An example of a decision support application which can be derived from the quality database is protocol optimization. Optimal acquisition strategies can be determined by querying the database for examinations which fulfill the desired search criteria and then identifying those exams with the highest image quality scores. By selecting upon the specific exam of interest, the end-user (i.e., technologist) can in turn be presented with specific protocol variables for that specific exam (e.g., acquisition parameters, image processing utilized, contrast administration rate and dosage). If the technology being used is comparable to the exam of interest, the technologist could potentially elect to use the same parameters for the current study (i.e., automated protocol duplication feature). This provides a data-driven methodology for identifying “best practice” in accordance with specific patient, institutional, clinical, or technology search criteria.

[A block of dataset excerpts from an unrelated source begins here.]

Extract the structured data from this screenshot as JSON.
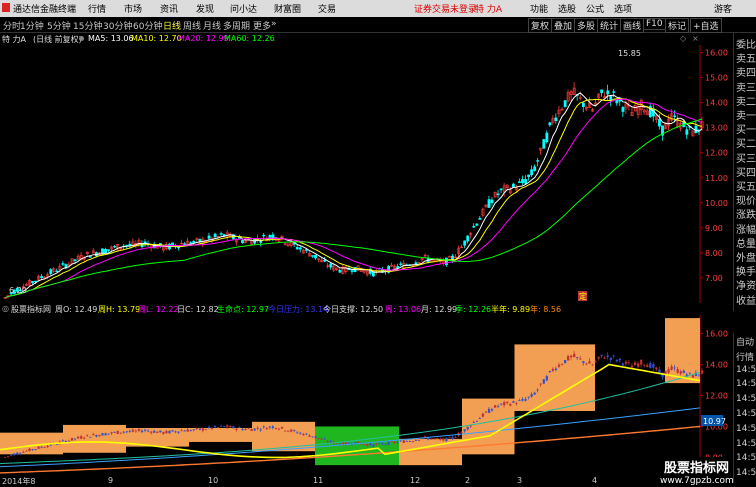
{
  "titlebar": {
    "app_title": "通达信金融终端",
    "menus": [
      "行情",
      "市场",
      "资讯",
      "发现",
      "问小达",
      "财富圈",
      "交易"
    ],
    "login_notice": "证券交易未登录",
    "stock_name": "特 力A",
    "right_menus": [
      "功能",
      "选股",
      "公式",
      "选项",
      "游客"
    ]
  },
  "toolbar": {
    "periods": [
      "分时",
      "1分钟",
      "5分钟",
      "15分钟",
      "30分钟",
      "60分钟",
      "日线",
      "周线",
      "月线",
      "多周期",
      "更多"
    ],
    "selected_period": "日线",
    "right_buttons": [
      "复权",
      "叠加",
      "多股",
      "统计",
      "画线",
      "F10",
      "标记",
      "+自选"
    ]
  },
  "infobar": {
    "stock_label": "特 力A",
    "mode": "(日线 前复权)",
    "ma5_label": "MA5: 13.06",
    "ma10_label": "MA10: 12.70",
    "ma20_label": "MA20: 12.99",
    "ma60_label": "MA60: 12.26"
  },
  "chart_annotations": {
    "high_label": "15.85",
    "low_label": "6.20",
    "event_label": "定"
  },
  "indicator_bar": {
    "name": "股票指标网",
    "week_o": "周O: 12.49",
    "week_h": "周H: 13.79",
    "week_l": "周L: 12.22",
    "day_c": "日C: 12.82",
    "lifeline": "生命点: 12.97",
    "today_pressure": "今日压力: 13.14",
    "today_support": "今日支撑: 12.50",
    "week": "周: 13.06",
    "month": "月: 12.99",
    "season": "季: 12.26",
    "half_year": "半年: 9.89",
    "year": "年: 8.56"
  },
  "indicator_annotations": {
    "current_value": "10.97"
  },
  "right_panel": {
    "items": [
      "委比",
      "卖五",
      "卖四",
      "卖三",
      "卖二",
      "卖一",
      "买一",
      "买二",
      "买三",
      "买四",
      "买五",
      "现价",
      "涨跌",
      "涨幅",
      "总量",
      "外盘",
      "换手",
      "净资",
      "收益"
    ],
    "lower_items": [
      "自动",
      "行情",
      "14:55",
      "14:55",
      "14:55",
      "14:55",
      "14:55",
      "14:55",
      "14:55",
      "14:55"
    ]
  },
  "date_axis": {
    "labels": [
      "2014年8",
      "9",
      "10",
      "11",
      "12",
      "2",
      "3",
      "4"
    ]
  },
  "watermark": {
    "line1": "股票指标网",
    "line2": "www.7gpzb.com"
  },
  "colors": {
    "up": "#ff3b3b",
    "down": "#00ffff",
    "ma5": "#ffffff",
    "ma10": "#ffff00",
    "ma20": "#ff00ff",
    "ma60": "#00ff00",
    "box_orange": "#ffa858",
    "box_green": "#22c022"
  },
  "chart_data": [
    {
      "type": "candlestick",
      "title": "特 力A (日线 前复权)",
      "ylim": [
        6.0,
        16.3
      ],
      "yticks": [
        7.0,
        8.0,
        9.0,
        10.0,
        11.0,
        12.0,
        13.0,
        14.0,
        15.0,
        16.0
      ],
      "x_categories": [
        "2014年8",
        "9",
        "10",
        "11",
        "12",
        "2",
        "3",
        "4"
      ],
      "series_close_approx": [
        6.2,
        6.5,
        6.7,
        6.9,
        7.1,
        7.3,
        7.5,
        7.7,
        7.9,
        8.0,
        8.1,
        8.2,
        8.3,
        8.3,
        8.4,
        8.3,
        8.2,
        8.3,
        8.4,
        8.4,
        8.5,
        8.6,
        8.7,
        8.6,
        8.5,
        8.5,
        8.6,
        8.7,
        8.5,
        8.3,
        8.1,
        7.9,
        7.6,
        7.4,
        7.3,
        7.4,
        7.3,
        7.2,
        7.3,
        7.4,
        7.5,
        7.6,
        7.8,
        7.7,
        7.6,
        7.8,
        8.3,
        9.0,
        9.6,
        10.2,
        10.5,
        10.6,
        10.8,
        11.2,
        12.2,
        13.3,
        13.9,
        14.4,
        14.0,
        13.7,
        14.4,
        14.3,
        13.9,
        13.6,
        13.9,
        13.6,
        12.9,
        13.4,
        13.1,
        12.8,
        13.1
      ],
      "max": 15.85,
      "min": 6.2
    },
    {
      "type": "indicator",
      "ylim": [
        6.8,
        17.2
      ],
      "yticks": [
        8.0,
        10.0,
        12.0,
        14.0,
        16.0
      ],
      "current": 10.97
    }
  ]
}
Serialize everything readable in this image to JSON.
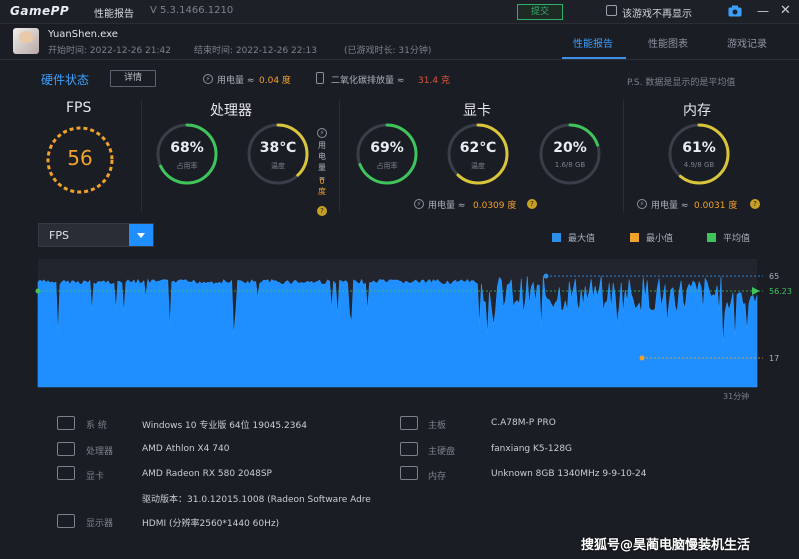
{
  "titlebar": {
    "logo": "GamePP",
    "title": "性能报告",
    "version": "V 5.3.1466.1210",
    "submit_label": "提交",
    "nodisplay_label": "该游戏不再显示",
    "icons": [
      "camera-icon",
      "minimize-icon",
      "close-icon"
    ]
  },
  "game": {
    "exe": "YuanShen.exe",
    "start_time": "开始时间: 2022-12-26 21:42",
    "end_time": "结束时间: 2022-12-26 22:13",
    "duration": "(已游戏时长: 31分钟)"
  },
  "tabs": [
    {
      "label": "性能报告",
      "active": true
    },
    {
      "label": "性能图表",
      "active": false
    },
    {
      "label": "游戏记录",
      "active": false
    }
  ],
  "status": {
    "hw_status_label": "硬件状态",
    "details_label": "详情",
    "power_label": "用电量 ≈",
    "power_value": "0.04 度",
    "co2_label": "二氧化碳排放量 ≈",
    "co2_value": "31.4 克",
    "note": "P.S. 数据是显示的是平均值"
  },
  "fps": {
    "title": "FPS",
    "value": "56",
    "color": "#f0a22b"
  },
  "cpu": {
    "title": "处理器",
    "util_value": "68%",
    "util_label": "占用率",
    "util_fraction": 0.68,
    "temp_value": "38℃",
    "temp_label": "温度",
    "temp_fraction": 0.38,
    "power_label": "用电量≈",
    "power_value": "0 度",
    "help": "?"
  },
  "gpu": {
    "title": "显卡",
    "util_value": "69%",
    "util_label": "占用率",
    "util_fraction": 0.69,
    "temp_value": "62℃",
    "temp_label": "温度",
    "temp_fraction": 0.62,
    "mem_value": "20%",
    "mem_label": "1.6/8 GB",
    "mem_fraction": 0.2,
    "power_label": "用电量 ≈",
    "power_value": "0.0309 度",
    "help": "?"
  },
  "memory": {
    "title": "内存",
    "util_value": "61%",
    "util_label": "4.9/8 GB",
    "util_fraction": 0.61,
    "power_label": "用电量 ≈",
    "power_value": "0.0031 度",
    "help": "?"
  },
  "chart_controls": {
    "metric": "FPS",
    "legend": [
      {
        "label": "最大值",
        "color": "#2b8fe8"
      },
      {
        "label": "最小值",
        "color": "#f0a22b"
      },
      {
        "label": "平均值",
        "color": "#3ec45b"
      }
    ],
    "end_label": "31分钟"
  },
  "chart_data": {
    "type": "area",
    "series_color": "#1f8fff",
    "max": 65,
    "min": 17,
    "avg": 56.23,
    "max_label": "65",
    "min_label": "17",
    "avg_label": "56.23",
    "ylim": [
      0,
      75
    ],
    "duration_minutes": 31
  },
  "hardware": {
    "os_key": "系 统",
    "os_val": "Windows 10 专业版 64位 19045.2364",
    "cpu_key": "处理器",
    "cpu_val": "AMD Athlon X4 740",
    "gpu_key": "显卡",
    "gpu_val": "AMD Radeon RX 580 2048SP",
    "driver_val": "驱动版本：31.0.12015.1008 (Radeon Software Adre",
    "display_key": "显示器",
    "display_val": "HDMI (分辨率2560*1440 60Hz)",
    "board_key": "主板",
    "board_val": "C.A78M-P PRO",
    "disk_key": "主硬盘",
    "disk_val": "fanxiang K5-128G",
    "ram_key": "内存",
    "ram_val": "Unknown 8GB 1340MHz 9-9-10-24"
  },
  "watermark": "搜狐号@昊蔺电脑慢装机生活"
}
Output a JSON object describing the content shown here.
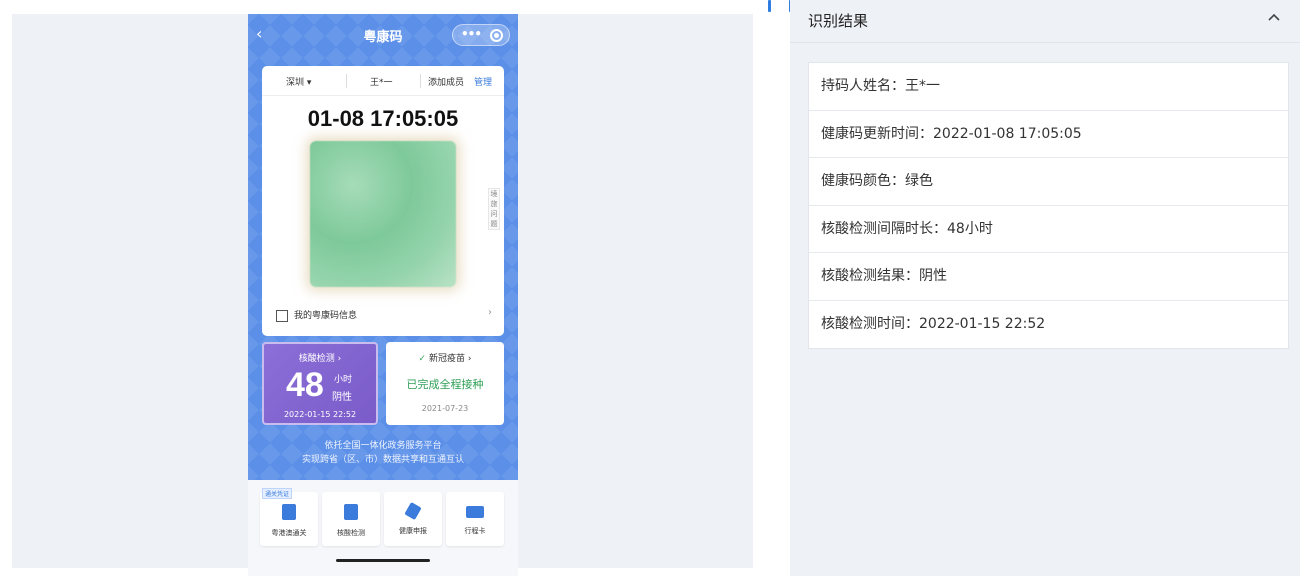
{
  "phone": {
    "nav": {
      "back_icon": "chevron-left-icon",
      "title": "粤康码",
      "more_icon": "ellipsis-icon",
      "close_icon": "target-icon"
    },
    "card": {
      "city": "深圳 ▾",
      "name": "王*一",
      "add_member": "添加成员",
      "manage": "管理",
      "datetime": "01-08  17:05:05",
      "side_label": "境 旅 问 题",
      "my_info": "我的粤康码信息",
      "chevron": "›"
    },
    "nat": {
      "label": "核酸检测 ›",
      "hours": "48",
      "unit": "小时",
      "result": "阴性",
      "date": "2022-01-15 22:52"
    },
    "vaccine": {
      "label": "新冠疫苗 ›",
      "status": "已完成全程接种",
      "date": "2021-07-23"
    },
    "slogan": [
      "依托全国一体化政务服务平台",
      "实现跨省（区、市）数据共享和互通互认"
    ],
    "bottom": [
      {
        "label": "粤港澳通关",
        "icon": "passport-icon",
        "tag": "通关凭证"
      },
      {
        "label": "核酸检测",
        "icon": "test-tube-icon"
      },
      {
        "label": "健康申报",
        "icon": "pen-icon"
      },
      {
        "label": "行程卡",
        "icon": "card-icon"
      }
    ]
  },
  "result": {
    "title": "识别结果",
    "collapse_icon": "chevron-up-icon",
    "rows": [
      "持码人姓名：王*一",
      "健康码更新时间：2022-01-08 17:05:05",
      "健康码颜色：绿色",
      "核酸检测间隔时长：48小时",
      "核酸检测结果：阴性",
      "核酸检测时间：2022-01-15 22:52"
    ]
  }
}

Another decision support application is radiation dose optimization. In this application, the desired goal is to maximize the degree of radiation dose reduction while maintaining a specific level of image quality. The end-user can query the database to identify the exam-specific protocol which provides the lowest calculated radiation dose in accordance with the patient profile and technology used, along with the pre-defined image quality score. This provides a data-driven method for optimizing the balance between radiation dose and image quality, while also taking into account available technology and patient-specific attributes.

Decision support can also be used for comparative technology assessment and workflow distribution. For technology assessment, suppose an administrator is tasked with procuring a new image acquisition device (e.g., MRI scanner) and wants to make a decision taking into account institutional-specific and quality variables. One way of doing this is to define the specific search criteria (e.g., institutional demographics and MRI manufacturer) and the database would provide a ranked order of image quality based upon different MRI manufacturers in accordance with the specific institutional profile.

For the workflow distribution decision support application, the end-user could input the exam order of interest and request an image quality profile of the available technologists and technologies. In this example, there may be a complex radiographic study (e.g., scoliosis series) requested and four technologists currently available for three computed radiography (CR) rooms. The supervisory technologist may request an image quality analysis for the specific exam (and corresponding exam complexity score) for the four technologists on duty and three CR units in operation. Based upon these analytics, the technologist may elect to assign the case to the technologist with the highest exam-specific image quality scores, along with a specific room assignment.

Decision support and quality analytics need not be restricted to service providers, but can also be used by consumers of medical imaging services [11]. Through the creation of transparent and accessible QA data, patients and third-party payers may utilize the quality data in the selection of imaging service providers. This may of particular interest in the setting of complex medical imaging exams or patients with unusual or high degrees of morbidity. This profile-specific data-driven image quality selection model could ironically serve as an impetus to reverse ongoing commoditization pressures in radiology, by reprioritizing quality over cost, and return radiology practice to survival of the fittest, as opposed to survival of the cheapest. While this application of the QA database may present many providers with trepidation, in the end it will promote quality and safety, which should remain the highest priority for all healthcare providers.